Wiersz miłosny Stanisława Trembeckiego pod tytułem List do Irydy

List do Irydy

(fragmenty)

Od niebieskiej piękniejsza kolorów obręczy,

Ciebie, Irydo, wielbię pod imieniem tęczy;

Zbiorze wdzięków; te innym oszczędnie rozdała,

Na ciebie z rozrzutnością natura wylała.

Do kogo piszę, każda z twych rywalek zgadła;

Ty wątpisz? poradźże się natychmiast zwierciadła...

 

Lubiąc wolność, miłości znając dobrze wniki,

Na które ona wpędza swoje hołdowniki,

Umyśliłem nie kochać aż do życia kresu,

Mam ja serce z żelaza, lecz ty masz z magnesu!

Włócznia moją rozrywką, mieszkaniem las dziki;

Prześladuję szkodliwe żubry, łosie, dziki,

Aż dotąd sama srogość mą zabawą była.

Tyś mnie pierwsza, Irydo, wzdychać nauczyła.

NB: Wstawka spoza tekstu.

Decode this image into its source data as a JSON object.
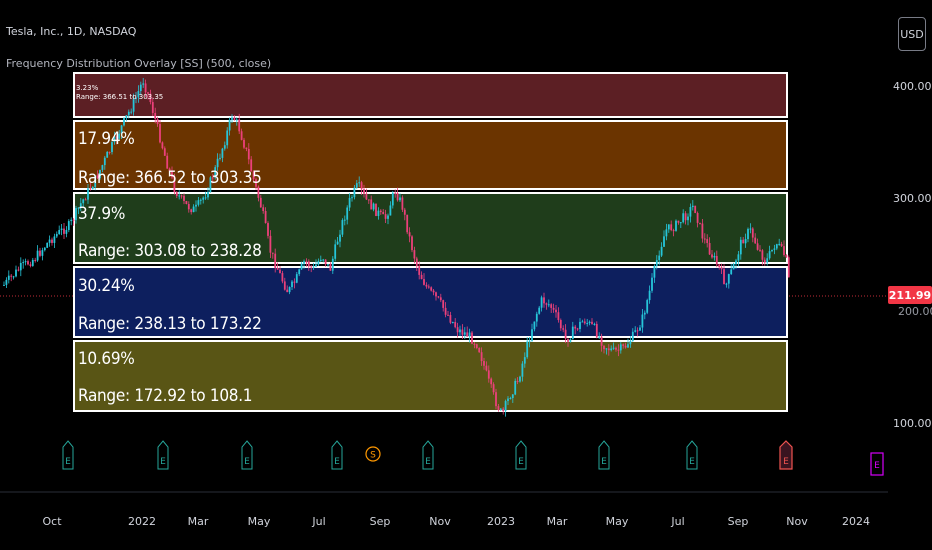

Co to jest? Gdy cię ujrzę, zaraz kolor mienię,

Albo blednieję, albo zbytnio się czerwienię.

Gdy po dziennych fatygach zaśnie moja dusza,

Twym się cieszę obrazem z łaski Morfeusza.

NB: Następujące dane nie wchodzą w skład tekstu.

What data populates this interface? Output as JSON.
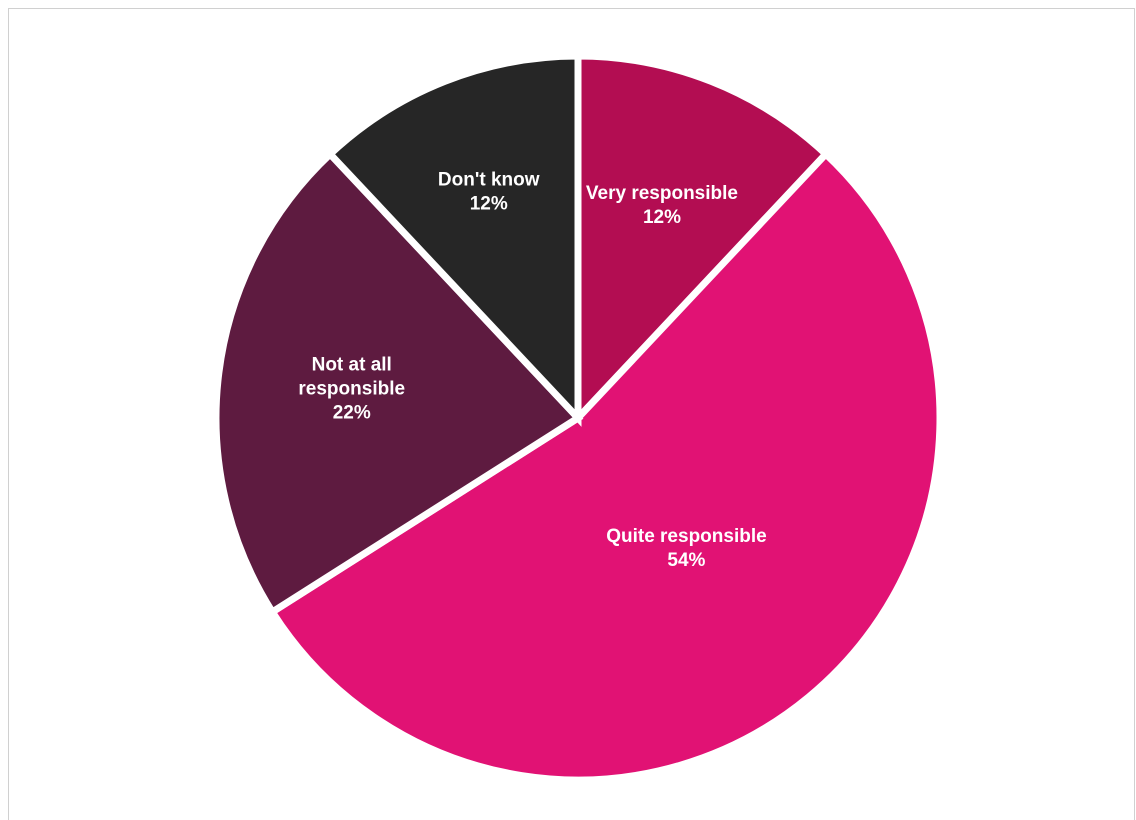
{
  "chart_data": {
    "type": "pie",
    "start_angle_deg": 0,
    "direction": "clockwise",
    "slices": [
      {
        "label_lines": [
          "Very responsible"
        ],
        "value": 12,
        "value_label": "12%",
        "color": "#B30D52"
      },
      {
        "label_lines": [
          "Quite responsible"
        ],
        "value": 54,
        "value_label": "54%",
        "color": "#E11274"
      },
      {
        "label_lines": [
          "Not at all",
          "responsible"
        ],
        "value": 22,
        "value_label": "22%",
        "color": "#5E1B40"
      },
      {
        "label_lines": [
          "Don't know"
        ],
        "value": 12,
        "value_label": "12%",
        "color": "#262626"
      }
    ],
    "title": "",
    "legend": "none",
    "label_color": "#FFFFFF"
  }
}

Różne przyjemne we snach często widzę dziwy,

Powiem ci z nich ostatni, bo jest osobliwy.

Mój sen zaś był takowy: skórom zamknął oczy,

Widzę, że do mnie jakiś chłopczyk miły kroczy,

Nagi, lecz nie ubogi, bowiem złote strzały,

Łuk, pochodnia panięciem być go wydawały ...

"Pójdź za mną — mówi do mnie — w te pieczary ciemne,

Moja pochodnia lochy oświeci podziemne,

Wprowadzę cię do skarbów, których strzegą gnomy".

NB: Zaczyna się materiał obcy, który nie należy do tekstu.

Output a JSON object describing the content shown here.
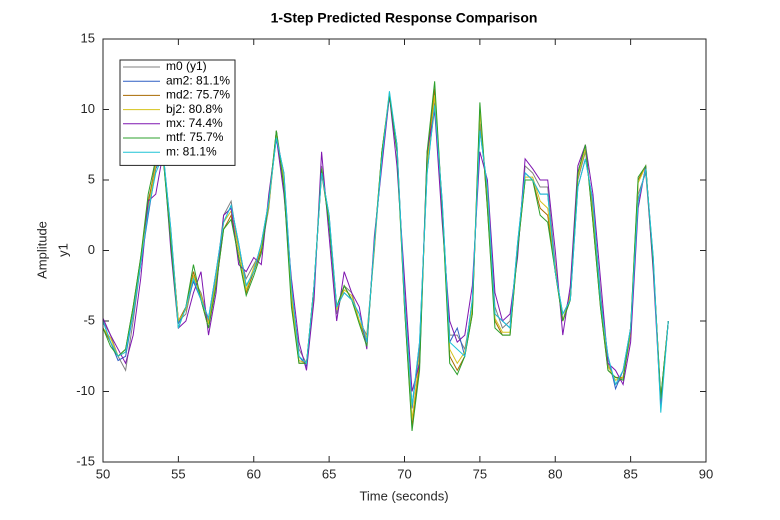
{
  "chart_data": {
    "type": "line",
    "title": "1-Step Predicted Response Comparison",
    "xlabel": "Time (seconds)",
    "ylabel": "Amplitude",
    "ylabel2": "y1",
    "xlim": [
      50,
      90
    ],
    "ylim": [
      -15,
      15
    ],
    "xticks": [
      50,
      55,
      60,
      65,
      70,
      75,
      80,
      85,
      90
    ],
    "yticks": [
      -15,
      -10,
      -5,
      0,
      5,
      10,
      15
    ],
    "grid": false,
    "legend": "top-left",
    "x": [
      50,
      50.5,
      51,
      51.5,
      52,
      52.5,
      53,
      53.5,
      54,
      54.5,
      55,
      55.5,
      56,
      56.5,
      57,
      57.5,
      58,
      58.5,
      59,
      59.5,
      60,
      60.5,
      61,
      61.5,
      62,
      62.5,
      63,
      63.5,
      64,
      64.5,
      65,
      65.5,
      66,
      66.5,
      67,
      67.5,
      68,
      68.5,
      69,
      69.5,
      70,
      70.5,
      71,
      71.5,
      72,
      72.5,
      73,
      73.5,
      74,
      74.5,
      75,
      75.5,
      76,
      76.5,
      77,
      77.5,
      78,
      78.5,
      79,
      79.5,
      80,
      80.5,
      81,
      81.5,
      82,
      82.5,
      83,
      83.5,
      84,
      84.5,
      85,
      85.5,
      86,
      86.5,
      87,
      87.5
    ],
    "series": [
      {
        "name": "m0 (y1)",
        "color": "#808080",
        "values": [
          -5,
          -6,
          -7.5,
          -8.5,
          -5,
          -1,
          3,
          6.5,
          6.5,
          1,
          -5,
          -4.5,
          -2,
          -3,
          -5,
          -2,
          2.5,
          3.5,
          0,
          -2,
          -1,
          0,
          3,
          8.5,
          5,
          -3,
          -7,
          -8,
          -3,
          6,
          2,
          -4.5,
          -2.5,
          -3,
          -5,
          -6,
          0,
          7,
          11,
          7,
          -3,
          -11,
          -7,
          6,
          10,
          3,
          -6,
          -6,
          -7,
          -4,
          9,
          4,
          -4,
          -5.5,
          -5,
          0,
          6,
          5.5,
          4.5,
          4.5,
          -1,
          -5,
          -3,
          5,
          7,
          3,
          -3,
          -8,
          -9.5,
          -9,
          -6,
          4,
          5.5,
          -1,
          -10.5,
          -5
        ]
      },
      {
        "name": "am2: 81.1%",
        "color": "#2f5fc4",
        "values": [
          -5,
          -6.5,
          -7.8,
          -7.5,
          -4.5,
          -1,
          2.5,
          5.8,
          6.8,
          1.5,
          -5.2,
          -4,
          -2.2,
          -3.5,
          -4.8,
          -1.5,
          2,
          3.2,
          0.5,
          -2.5,
          -1.5,
          0.5,
          3.5,
          8,
          5.5,
          -2.5,
          -7.5,
          -8.2,
          -2.5,
          5.5,
          2.5,
          -4,
          -3,
          -3.5,
          -4.5,
          -6.5,
          0.5,
          6.5,
          11,
          7.5,
          -3.5,
          -11.2,
          -6.5,
          5.5,
          10.5,
          3.5,
          -6.5,
          -5.5,
          -7.5,
          -3.5,
          8.5,
          4.5,
          -4.5,
          -5,
          -5.5,
          0.5,
          5.5,
          5,
          4,
          4,
          -1.5,
          -4.5,
          -3.5,
          4.5,
          6.5,
          3.5,
          -3.5,
          -7.5,
          -9.8,
          -8.5,
          -5.5,
          3.5,
          5.8,
          -0.5,
          -11,
          -5
        ]
      },
      {
        "name": "md2: 75.7%",
        "color": "#a86a00",
        "values": [
          -5.5,
          -6.5,
          -7.5,
          -7,
          -4,
          -0.5,
          3.5,
          6,
          6.5,
          1,
          -5,
          -4,
          -1.5,
          -3.5,
          -5.5,
          -2.5,
          1.5,
          2.5,
          -0.5,
          -3,
          -1.5,
          0,
          3.5,
          8.5,
          4.5,
          -3.5,
          -8,
          -8,
          -2.5,
          5.5,
          2,
          -4,
          -2.5,
          -3.5,
          -5,
          -6.5,
          0.5,
          7,
          11,
          7.5,
          -4,
          -12.5,
          -8,
          6.5,
          11.5,
          3,
          -7.5,
          -8.5,
          -7.5,
          -4.5,
          10,
          3,
          -5,
          -6,
          -6,
          0,
          5,
          5,
          3,
          2.5,
          -1.5,
          -5,
          -3.5,
          5.5,
          7.5,
          2,
          -4,
          -8.5,
          -9,
          -9,
          -5.5,
          5,
          6,
          -1,
          -10.5,
          -5
        ]
      },
      {
        "name": "bj2: 80.8%",
        "color": "#d4c21a",
        "values": [
          -5.5,
          -6.2,
          -7.5,
          -7.2,
          -4.2,
          -0.8,
          3,
          6,
          6.6,
          1.2,
          -5,
          -4.2,
          -1.8,
          -3.2,
          -5.2,
          -2.2,
          2,
          2.8,
          0,
          -2.8,
          -1.2,
          0.2,
          3.2,
          8.2,
          5,
          -3.2,
          -7.8,
          -8,
          -2.8,
          5.8,
          2.2,
          -4.2,
          -2.8,
          -3.2,
          -5,
          -6.2,
          0.2,
          7,
          11.2,
          7.2,
          -3.8,
          -12,
          -7.5,
          6,
          11,
          3,
          -7,
          -8,
          -7.2,
          -4,
          9.8,
          3.5,
          -4.8,
          -5.8,
          -5.8,
          0.2,
          5.2,
          5.2,
          3.5,
          3,
          -1.2,
          -5,
          -3.2,
          5.2,
          7.2,
          2.5,
          -3.8,
          -8.2,
          -9.2,
          -9,
          -5.8,
          4.8,
          6,
          -1,
          -10.8,
          -5
        ]
      },
      {
        "name": "mx: 74.4%",
        "color": "#7f16b0",
        "values": [
          -4.8,
          -6,
          -7,
          -8,
          -6,
          -2,
          3.5,
          4,
          7,
          0,
          -5.5,
          -5,
          -3,
          -1.5,
          -6,
          -3,
          2.5,
          3,
          -1,
          -1.5,
          -0.5,
          -1,
          4,
          8,
          4,
          -2,
          -6.5,
          -8.5,
          -3.5,
          7,
          1,
          -5,
          -1.5,
          -3,
          -4,
          -7,
          1,
          6,
          11,
          6,
          -2,
          -10,
          -8,
          7,
          10,
          2,
          -5,
          -6.5,
          -6,
          -2.5,
          7,
          5,
          -3,
          -5,
          -4.5,
          -0.5,
          6.5,
          5.8,
          5,
          5,
          0,
          -6,
          -2.5,
          6,
          7.5,
          4,
          -2,
          -8,
          -8.5,
          -9.5,
          -6.5,
          3,
          6,
          -1.5,
          -11,
          -5
        ]
      },
      {
        "name": "mtf: 75.7%",
        "color": "#2ca02c",
        "values": [
          -5.5,
          -6.8,
          -7.5,
          -7,
          -4,
          -0.5,
          4,
          6.5,
          6.5,
          0.5,
          -5.5,
          -4,
          -1,
          -3.5,
          -5.5,
          -2.5,
          1.5,
          2.2,
          -0.5,
          -3.2,
          -1.8,
          -0.2,
          3.5,
          8.5,
          4.5,
          -4,
          -8,
          -8,
          -2.5,
          5.8,
          1.8,
          -4,
          -2.5,
          -3.5,
          -5.2,
          -6.8,
          0.5,
          7,
          11,
          7,
          -4,
          -12.8,
          -8.5,
          7,
          12,
          3,
          -8,
          -8.8,
          -7.5,
          -4.5,
          10.5,
          3,
          -5.5,
          -6,
          -6,
          0,
          5,
          5,
          2.5,
          2,
          -1.5,
          -5,
          -3.5,
          5.5,
          7.5,
          2,
          -4,
          -8.5,
          -9,
          -9.2,
          -5.5,
          5.2,
          6,
          -1,
          -10.5,
          -5
        ]
      },
      {
        "name": "m: 81.1%",
        "color": "#1fc3d6",
        "values": [
          -5,
          -6.5,
          -7.5,
          -7.2,
          -4.5,
          -1,
          2.8,
          5.5,
          6.8,
          1.5,
          -5.5,
          -4,
          -2,
          -3.5,
          -4.8,
          -1.5,
          2,
          3.2,
          0.5,
          -2.5,
          -1.5,
          0.5,
          3.5,
          8,
          5.5,
          -2.5,
          -7.5,
          -8,
          -2.5,
          5.5,
          2.5,
          -4,
          -3,
          -3.5,
          -4.5,
          -6.5,
          0.5,
          6.5,
          11.3,
          7.5,
          -3.5,
          -11,
          -6.5,
          5.5,
          10.3,
          3.5,
          -6.5,
          -7,
          -7.5,
          -3.5,
          8.5,
          4.5,
          -4.5,
          -5,
          -5.5,
          0.5,
          5.5,
          5,
          4,
          4,
          -1.5,
          -4.5,
          -3.5,
          4.5,
          6.5,
          3.5,
          -3.5,
          -7.5,
          -9.5,
          -8.5,
          -5.5,
          3.5,
          5.8,
          -0.5,
          -11.5,
          -5
        ]
      }
    ]
  }
}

Ja, który nawet przez sen nie bywam łakomy,

Odrzuciłem z pogardą radę pacholęcia;

Lecz to, nie odstępując swego przedsięwzięcia,

Ująwszy mię szczupluchną, lecz silną prawicą,

Iść przed sobą okropną przymusza ulicą.

Mijam cuda natury, mnogie Pluta zbiory

I niezliczone, którem postrzegł, dziwotwory.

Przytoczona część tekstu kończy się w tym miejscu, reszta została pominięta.